Mr. Donahoe steadfastly rebuffed those demands, arguing that his company reaped benefits from holding onto one of the leading payment processors, and vice versa.
“We and our board believe the best way to drive long-term shareholder value is to keep eBay and PayPal together, to capitalize on the opportunities,” he said on an analyst call in January, after disclosing Mr. Icahn’s intentions. “And the distraction and dis-synergies of separation would be happening exactly at the wrong time. We’re in this window of opportunity of commerce.”
Mr. Icahn eventually scaled back his demands for an independent PayPal to calling for listing just 20 percent of the payments business on the stock market.
After settling a fight with Mr. Icahn in April, giving him almost nothing other than adding a mutually agreed-upon director, the company gave little indication that a separation would happen anytime soon.
Yet Mr. Icahn succeeded in the long run. In an interview, Mr. Donahoe acknowledged that eBay was following the strategy Mr. Icahn had recommended and that the company had vocally rejected.
We “got to the same place that Carl said early on,” he said.
But he contended the company arrived at its conclusion through “a deliberate process,” and not by reacting to outside pressure.
Still, Mr.

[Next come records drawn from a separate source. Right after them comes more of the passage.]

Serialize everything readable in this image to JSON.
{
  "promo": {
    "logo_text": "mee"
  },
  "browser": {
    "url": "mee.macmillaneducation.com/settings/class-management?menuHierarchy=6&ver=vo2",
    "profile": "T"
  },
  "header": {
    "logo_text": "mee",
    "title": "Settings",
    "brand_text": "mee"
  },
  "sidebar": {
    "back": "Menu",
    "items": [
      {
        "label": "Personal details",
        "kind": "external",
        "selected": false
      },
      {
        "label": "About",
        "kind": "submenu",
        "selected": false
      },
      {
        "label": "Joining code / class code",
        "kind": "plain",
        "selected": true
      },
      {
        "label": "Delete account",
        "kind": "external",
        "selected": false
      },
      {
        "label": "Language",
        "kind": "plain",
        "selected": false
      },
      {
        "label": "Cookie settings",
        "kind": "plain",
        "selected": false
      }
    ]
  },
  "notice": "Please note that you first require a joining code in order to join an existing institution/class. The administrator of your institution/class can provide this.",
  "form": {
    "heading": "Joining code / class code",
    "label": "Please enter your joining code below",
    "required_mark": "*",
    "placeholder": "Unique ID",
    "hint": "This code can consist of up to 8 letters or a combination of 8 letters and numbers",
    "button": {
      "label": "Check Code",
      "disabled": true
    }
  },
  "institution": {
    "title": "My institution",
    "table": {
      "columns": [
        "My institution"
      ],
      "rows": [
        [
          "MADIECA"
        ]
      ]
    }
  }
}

Donahoe allowed that “the pace of change accelerated over the past six months” in the payments sector, citing the emergence ofApple Pay and Alibaba’s initial public offering. (He later contended that the company had seen such developments coming on the horizon, arguing, “I don’t think we were late.”)
He added that spinning out PayPal had another important benefit: attracting a new leader. “How do I get the best C.E.O. going forward?” he said.

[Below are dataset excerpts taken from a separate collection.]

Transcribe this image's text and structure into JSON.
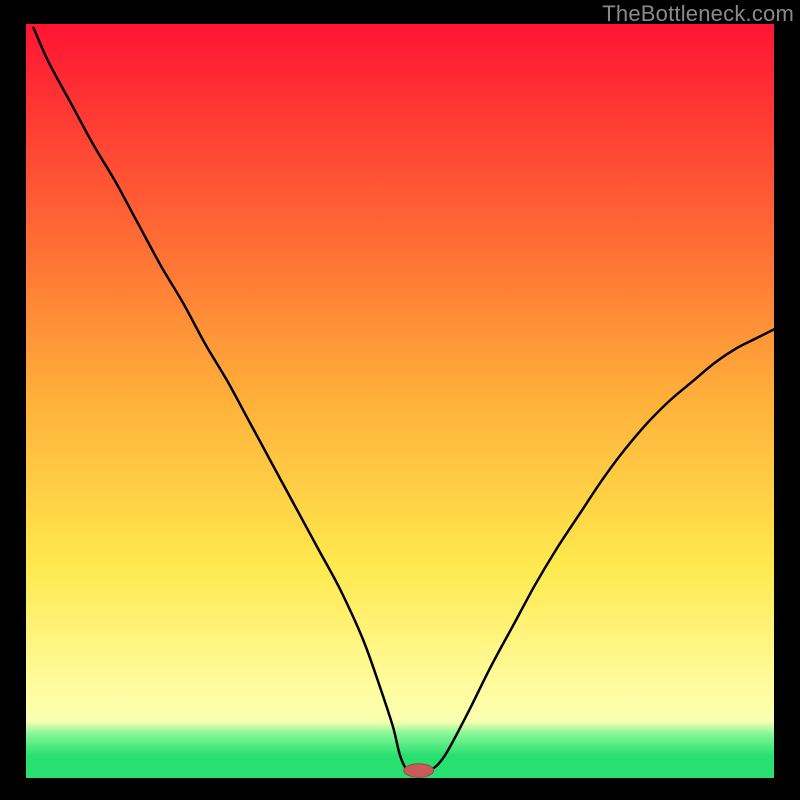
{
  "watermark": "TheBottleneck.com",
  "colors": {
    "black": "#000000",
    "curve": "#000000",
    "marker_fill": "#c85a5a",
    "marker_stroke": "#a04545",
    "grad_top": "#ff1433",
    "grad_q1": "#ff6a34",
    "grad_mid": "#ffb13a",
    "grad_q3": "#ffe94e",
    "grad_yellowband_top": "#fffb9a",
    "grad_yellowband_bot": "#faffb0",
    "grad_green_top": "#8cf79a",
    "grad_green_bot": "#28e070"
  },
  "chart_data": {
    "type": "line",
    "title": "",
    "xlabel": "",
    "ylabel": "",
    "xlim": [
      0,
      100
    ],
    "ylim": [
      0,
      100
    ],
    "x": [
      1,
      3,
      6,
      9,
      12,
      15,
      18,
      21,
      24,
      27,
      30,
      33,
      36,
      39,
      42,
      45,
      47,
      49,
      50,
      51,
      52,
      54,
      56,
      59,
      62,
      65,
      68,
      71,
      74,
      77,
      80,
      83,
      86,
      89,
      92,
      95,
      98,
      100
    ],
    "values": [
      99.5,
      95.0,
      89.5,
      84.0,
      79.0,
      73.5,
      68.0,
      63.0,
      57.5,
      52.5,
      47.0,
      41.5,
      36.0,
      30.5,
      25.0,
      18.5,
      13.0,
      7.0,
      3.0,
      1.0,
      1.0,
      1.0,
      3.0,
      8.5,
      14.5,
      20.0,
      25.5,
      30.5,
      35.0,
      39.5,
      43.5,
      47.0,
      50.0,
      52.5,
      55.0,
      57.0,
      58.5,
      59.5
    ],
    "marker": {
      "x": 52.5,
      "y": 1.0,
      "rx": 2.0,
      "ry": 0.9
    }
  }
}
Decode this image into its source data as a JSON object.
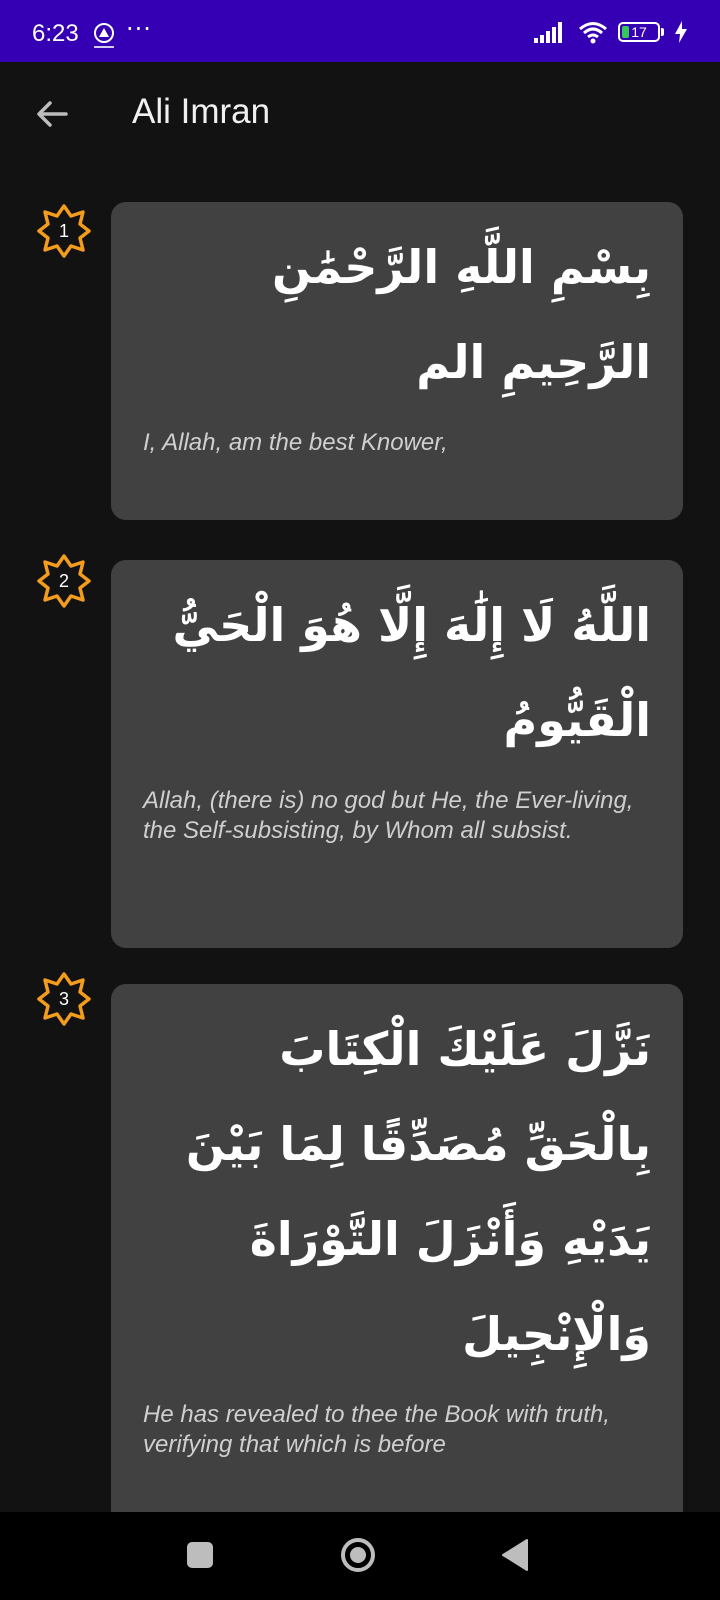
{
  "status_bar": {
    "time": "6:23",
    "battery": "17"
  },
  "app_bar": {
    "title": "Ali Imran"
  },
  "verses": [
    {
      "number": "1",
      "arabic": "بِسْمِ اللَّهِ الرَّحْمَٰنِ الرَّحِيمِ الم",
      "translation": "I, Allah, am the best Knower,"
    },
    {
      "number": "2",
      "arabic": "اللَّهُ لَا إِلَٰهَ إِلَّا هُوَ الْحَيُّ الْقَيُّومُ",
      "translation": "Allah, (there is) no god but He, the Ever-living, the Self-subsisting, by Whom all subsist."
    },
    {
      "number": "3",
      "arabic": "نَزَّلَ عَلَيْكَ الْكِتَابَ بِالْحَقِّ مُصَدِّقًا لِمَا بَيْنَ يَدَيْهِ وَأَنْزَلَ التَّوْرَاةَ وَالْإِنْجِيلَ",
      "translation": "He has revealed to thee the Book with truth, verifying that which is before"
    }
  ],
  "colors": {
    "status_bar": "#3500b3",
    "background": "#121212",
    "card": "#414141",
    "badge": "#f39c1e"
  },
  "icons": {
    "back": "arrow-left-icon",
    "badge": "star-octagon-icon",
    "wifi": "wifi-icon",
    "signal": "signal-icon",
    "charging": "lightning-icon"
  }
}
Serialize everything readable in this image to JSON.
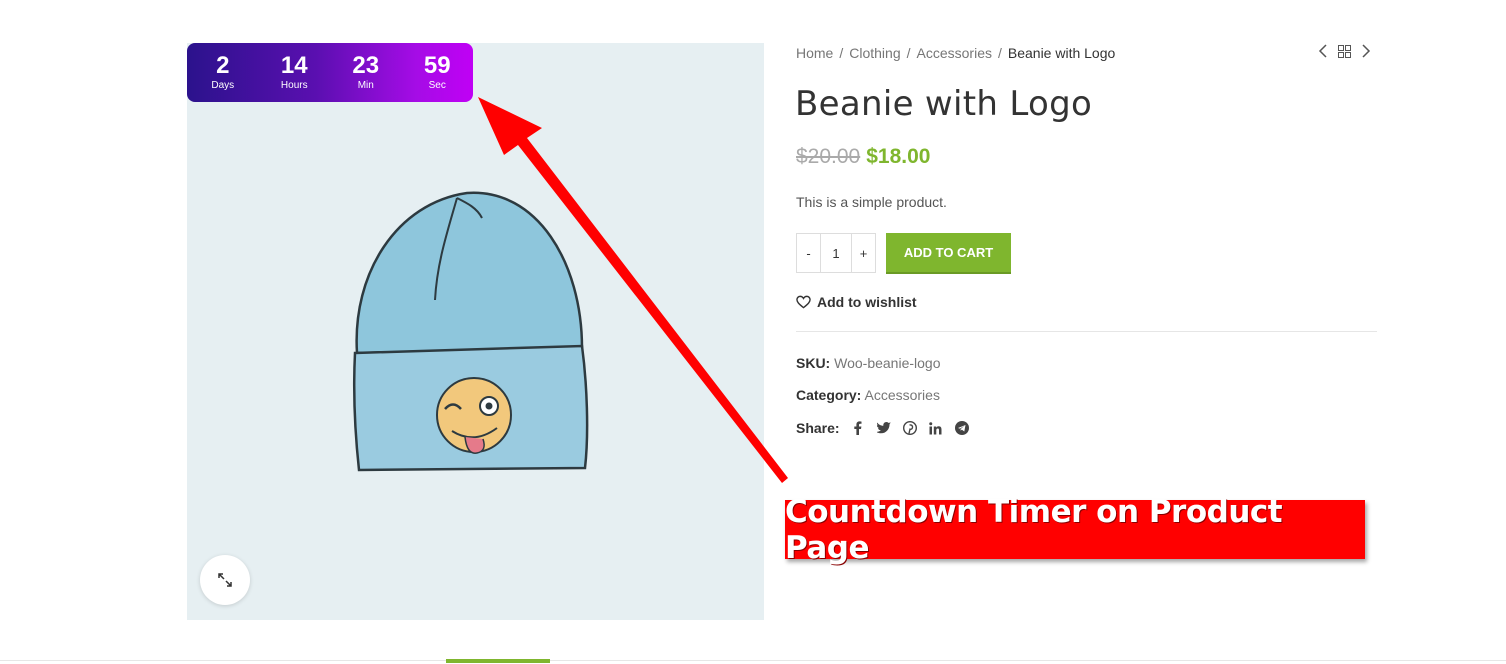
{
  "timer": {
    "units": [
      {
        "value": "2",
        "label": "Days"
      },
      {
        "value": "14",
        "label": "Hours"
      },
      {
        "value": "23",
        "label": "Min"
      },
      {
        "value": "59",
        "label": "Sec"
      }
    ]
  },
  "breadcrumb": {
    "items": [
      "Home",
      "Clothing",
      "Accessories"
    ],
    "current": "Beanie with Logo",
    "separator": "/"
  },
  "product": {
    "title": "Beanie with Logo",
    "old_price": "$20.00",
    "new_price": "$18.00",
    "description": "This is a simple product.",
    "quantity": "1",
    "minus_label": "-",
    "plus_label": "+",
    "add_to_cart_label": "ADD TO CART",
    "wishlist_label": "Add to wishlist",
    "sku_label": "SKU:",
    "sku_value": "Woo-beanie-logo",
    "category_label": "Category:",
    "category_value": "Accessories",
    "share_label": "Share:"
  },
  "social_icons": [
    "facebook-icon",
    "twitter-icon",
    "pinterest-icon",
    "linkedin-icon",
    "telegram-icon"
  ],
  "annotation": {
    "banner_text": "Countdown Timer on Product Page"
  },
  "colors": {
    "accent_green": "#7fb62e",
    "timer_gradient_start": "#2b128c",
    "timer_gradient_end": "#c000f5",
    "banner_red": "#ff0000",
    "image_background": "#e6eff2"
  }
}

The answer appears to be Daniel H. Schulman, a senior American Express executive whom eBay announced on Tuesday would join PayPal as president. When PayPal begins its new life as a publicly traded company, Mr. Schulman, who led American Express’s alternative mobile and online payment services strategy, will serve as its chief executive.
(The eBay marketplace business will continue to be led by Devin Wenig, who will become chief executive after the split.)

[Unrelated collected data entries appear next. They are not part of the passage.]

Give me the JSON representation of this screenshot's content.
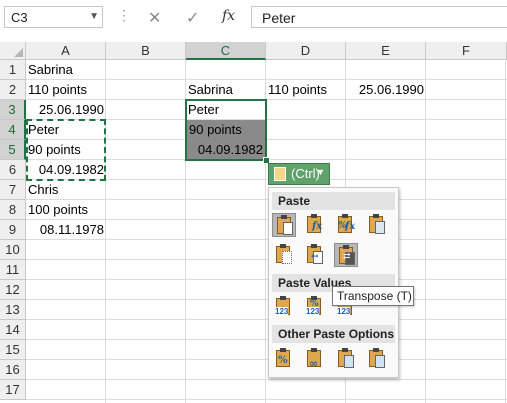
{
  "formula_bar": {
    "name_box": "C3",
    "cancel_icon": "✕",
    "enter_icon": "✓",
    "fx_icon": "fx",
    "value": "Peter"
  },
  "columns": [
    "A",
    "B",
    "C",
    "D",
    "E",
    "F"
  ],
  "selected_column": "C",
  "rows": [
    "1",
    "2",
    "3",
    "4",
    "5",
    "6",
    "7",
    "8",
    "9",
    "10",
    "11",
    "12",
    "13",
    "14",
    "15",
    "16",
    "17"
  ],
  "selected_rows": [
    "3",
    "4",
    "5"
  ],
  "cells": {
    "A1": "Sabrina",
    "A2": "110 points",
    "A3": "25.06.1990",
    "A4": "Peter",
    "A5": "90 points",
    "A6": "04.09.1982",
    "A7": "Chris",
    "A8": "100 points",
    "A9": "08.11.1978",
    "C2": "Sabrina",
    "D2": "110 points",
    "E2": "25.06.1990",
    "C3": "Peter",
    "C4": "90 points",
    "C5": "04.09.1982"
  },
  "paste_options": {
    "ctrl_label": "(Ctrl)",
    "section_paste": "Paste",
    "section_paste_values": "Paste Values",
    "section_other": "Other Paste Options",
    "tooltip": "Transpose (T)",
    "paste_icons": [
      "paste",
      "paste-formulas",
      "paste-formulas-number-formatting",
      "keep-source-formatting",
      "no-borders",
      "keep-source-column-widths",
      "transpose"
    ],
    "value_icons": [
      "values",
      "values-number-formatting",
      "values-source-formatting"
    ],
    "other_icons": [
      "formatting",
      "paste-link",
      "picture",
      "linked-picture"
    ],
    "value_glyph": "123",
    "percent_glyph": "%",
    "accent_color": "#217346"
  }
}
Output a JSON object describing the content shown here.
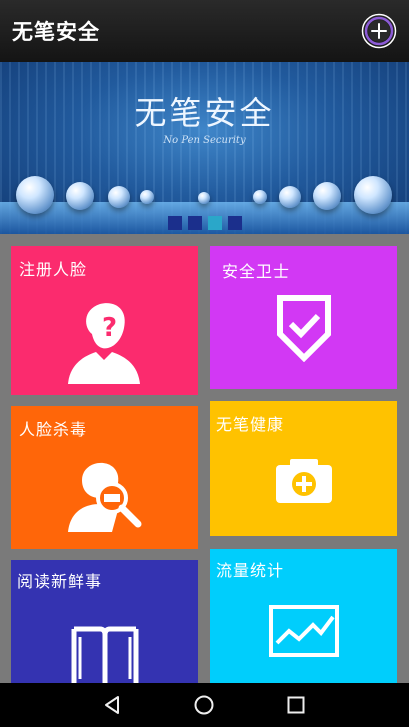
{
  "app": {
    "title": "无笔安全"
  },
  "banner": {
    "title": "无笔安全",
    "subtitle": "No Pen Security",
    "active_slide": 2,
    "slide_count": 4
  },
  "tiles": [
    {
      "label": "注册人脸",
      "color": "#fb2b6e",
      "icon": "face-register-icon"
    },
    {
      "label": "安全卫士",
      "color": "#d238f4",
      "icon": "shield-check-icon"
    },
    {
      "label": "人脸杀毒",
      "color": "#ff6609",
      "icon": "face-scan-icon"
    },
    {
      "label": "无笔健康",
      "color": "#ffc200",
      "icon": "medical-kit-icon"
    },
    {
      "label": "阅读新鲜事",
      "color": "#3433b1",
      "icon": "book-icon"
    },
    {
      "label": "流量统计",
      "color": "#00cefc",
      "icon": "chart-icon"
    }
  ],
  "navbar": {
    "buttons": [
      "back-icon",
      "home-icon",
      "recents-icon"
    ]
  }
}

The business that he will take over has become a major player in payments processing since its founding in the late 1990s. EBay acquired PayPal in 2002 after it had become a de facto payment method for the online marketplace operator’s auctions.
Since then, it has become one of the fastest-growing parts of eBay, accounting for about 41 percent of its parent’s total net revenue last year. Over the last 12 months, PayPal processed about $203 billion in payment volume, and now counts roughly 153 million active digital wallets.
Several analysts had sided with eBay’s initial defense, arguing that e-commerce and payment businesses made sense living within the same company.
“Everyone in our industry knows that eBay’s purchase of PayPal back in 2002 is largely regarded as a categorical home run and a textbook example of synergy executed right,” Sucharita Mulpuru, an analyst at Forrester Research, wrote in a blog post in March.
But others said that remaining closely tied to eBay could ultimately hold the payment processor back. E-commerce companies likeAmazon.com and Alibaba would most likely avoid using the service so long as it was tied to a top competitor, Seth Shafer, an analyst at SNL Financial, argued last month.
And PayPal has grown more independent of its parent over time. Less than one-third of the total dollar volume of payments it processed last year came from eBay, as the business pushes into new outlets. In particular, it has looked to its acquisition of the start-up Braintree to handle mobile payments for hot e-commerce services like the car ride app Uber and the room-rental site Airbnb.